About a month ago, I got a great deal on a new set of tires. Or so I thought.

It turned out I’d also have to pay an extra $100 for “alignment.” Being naturally inquisitive and generally distrustful, I asked a mechanic friend whether alignment meant junk fee in tire seller code.

“That charge was on the high end,” he said. “But new tires should be aligned or the car won’t drive as straight — and the wheels might wear out faster,” he said.

Okay, so I wasn’t completely played for a pigeon, this time.

I kept thinking about what he said while reviewing the educational sessions that were served up at the three major fall trade shows. To be sure, they are an impressive assortment and cover a lot of ground. From regulatory and legal updates to dissecting new policies and emerging strategies, they addressed many important issues.
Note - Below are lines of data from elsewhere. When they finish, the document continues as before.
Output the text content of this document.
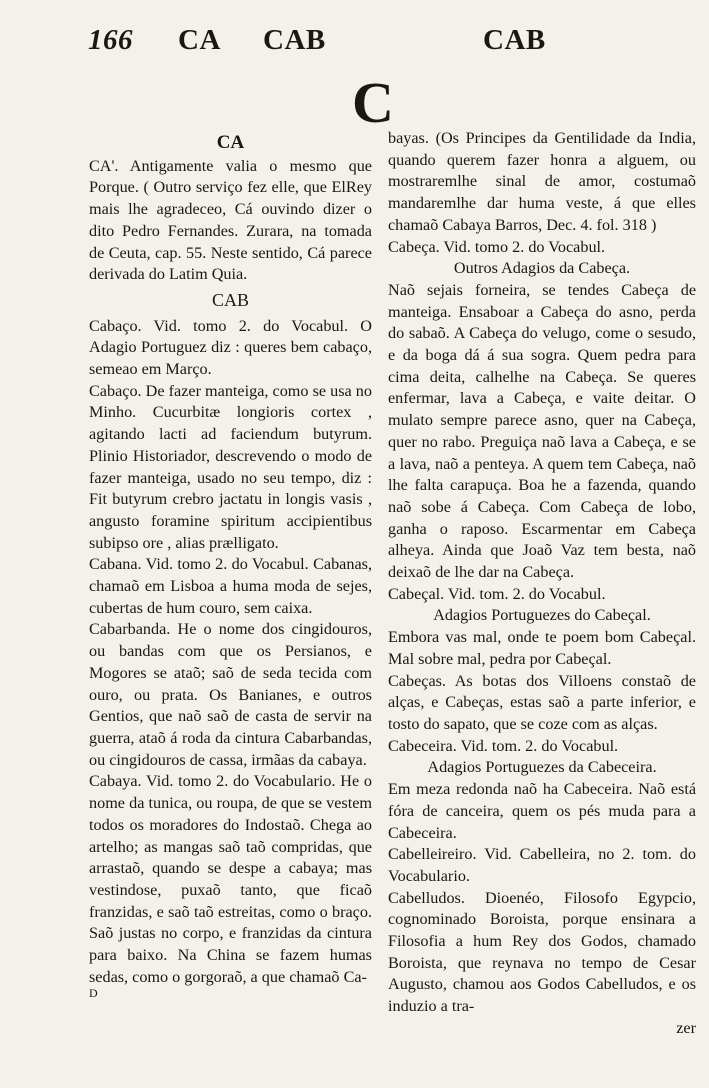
166 CA CAB	CAB
C

CA

CA'. Antigamente valia o mesmo que Porque. ( Outro serviço fez elle, que ElRey mais lhe agradeceo, Cá ouvindo dizer o dito Pedro Fernandes. Zurara, na tomada de Ceuta, cap. 55. Neste sentido, Cá parece derivada do Latim Quia.

CAB

Cabaço. Vid. tomo 2. do Vocabul. O Adagio Portuguez diz : queres bem cabaço, semeao em Março.

Cabaço. De fazer manteiga, como se usa no Minho. Cucurbitæ longioris cortex , agitando lacti ad faciendum butyrum. Plinio Historiador, descrevendo o modo de fazer manteiga, usado no seu tempo, diz : Fit butyrum crebro jactatu in longis vasis , angusto foramine spiritum accipientibus subipso ore , alias prælligato.

Cabana. Vid. tomo 2. do Vocabul. Cabanas, chamaõ em Lisboa a huma moda de sejes, cubertas de hum couro, sem caixa.

Cabarbanda. He o nome dos cingidouros, ou bandas com que os Persianos, e Mogores se ataõ; saõ de seda tecida com ouro, ou prata. Os Banianes, e outros Gentios, que naõ saõ de casta de servir na guerra, ataõ á roda da cintura Cabarbandas, ou cingidouros de cassa, irmãas da cabaya.

Cabaya. Vid. tomo 2. do Vocabulario. He o nome da tunica, ou roupa, de que se vestem todos os moradores do Indostaõ. Chega ao artelho; as mangas saõ taõ compridas, que arrastaõ, quando se despe a cabaya; mas vestindose, puxaõ tanto, que ficaõ franzidas, e saõ taõ estreitas, como o braço. Saõ justas no corpo, e franzidas da cintura para baixo. Na China se fazem humas sedas, como o gorgoraõ, a que chamaõ Ca-

bayas. (Os Principes da Gentilidade da India, quando querem fazer honra a alguem, ou mostraremlhe sinal de amor, costumaõ mandaremlhe dar huma veste, á que elles chamaõ Cabaya Barros, Dec. 4. fol. 318 )

Cabeça. Vid. tomo 2. do Vocabul.

Outros Adagios da Cabeça.

Naõ sejais forneira, se tendes Cabeça de manteiga. Ensaboar a Cabeça do asno, perda do sabaõ. A Cabeça do velugo, come o sesudo, e da boga dá á sua sogra. Quem pedra para cima deita, calhelhe na Cabeça. Se queres enfermar, lava a Cabeça, e vaite deitar. O mulato sempre parece asno, quer na Cabeça, quer no rabo. Preguiça naõ lava a Cabeça, e se a lava, naõ a penteya. A quem tem Cabeça, naõ lhe falta carapuça. Boa he a fazenda, quando naõ sobe á Cabeça. Com Cabeça de lobo, ganha o raposo. Escarmentar em Cabeça alheya. Ainda que Joaõ Vaz tem besta, naõ deixaõ de lhe dar na Cabeça.

Cabeçal. Vid. tom. 2. do Vocabul.

Adagios Portuguezes do Cabeçal.

Embora vas mal, onde te poem bom Cabeçal. Mal sobre mal, pedra por Cabeçal.

Cabeças. As botas dos Villoens constaõ de alças, e Cabeças, estas saõ a parte inferior, e tosto do sapato, que se coze com as alças.

Cabeceira. Vid. tom. 2. do Vocabul.

Adagios Portuguezes da Cabeceira.

Em meza redonda naõ ha Cabeceira. Naõ está fóra de canceira, quem os pés muda para a Cabeceira.

Cabelleireiro. Vid. Cabelleira, no 2. tom. do Vocabulario.

Cabelludos. Dioenéo, Filosofo Egypcio, cognominado Boroista, porque ensinara a Filosofia a hum Rey dos Godos, chamado Boroista, que reynava no tempo de Cesar Augusto, chamou aos Godos Cabelludos, e os induzio a tra-

zer

D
But there was one noticeable oversight. Not one session addressed alignment. And frankly, there may not be a more important issue facing operators today.

I like the way Jack Welch describes alignment in “The Real-Life MBA.” He sees it as the mission, behaviors and consequences taking place at the workplace.

To Welch, mission relates to your organization’s destination: where you are going and why. But it also encompasses what achieving it looks like for all your employees.

Welch calls behaviors the way your employees need to think and act to make the mission more than just meaningless words.

As for consequences, they are what put “teeth” into the system. It means promoting or giving bonuses (or not promoting and not giving bonuses) based on how much team members embrace the mission and demonstrate the corresponding behaviors.

It’s not terribly difficult to spot senior living organizations that have figured out alignment. They are places where real progress is being made. Meetings are not dead-end zones. People are energized because their day jobs are not simply repeated drudgery. The work that needs to get done is getting done.

Nor is it too difficult to identify a senior living organization that has an alignment challenge. For at these places, the opposite is generally true.

So as you digest and implement some of the lessons you might have gained this fall, try not to overlook the importance of good alignment.

Or balding tires might be the least of your concerns.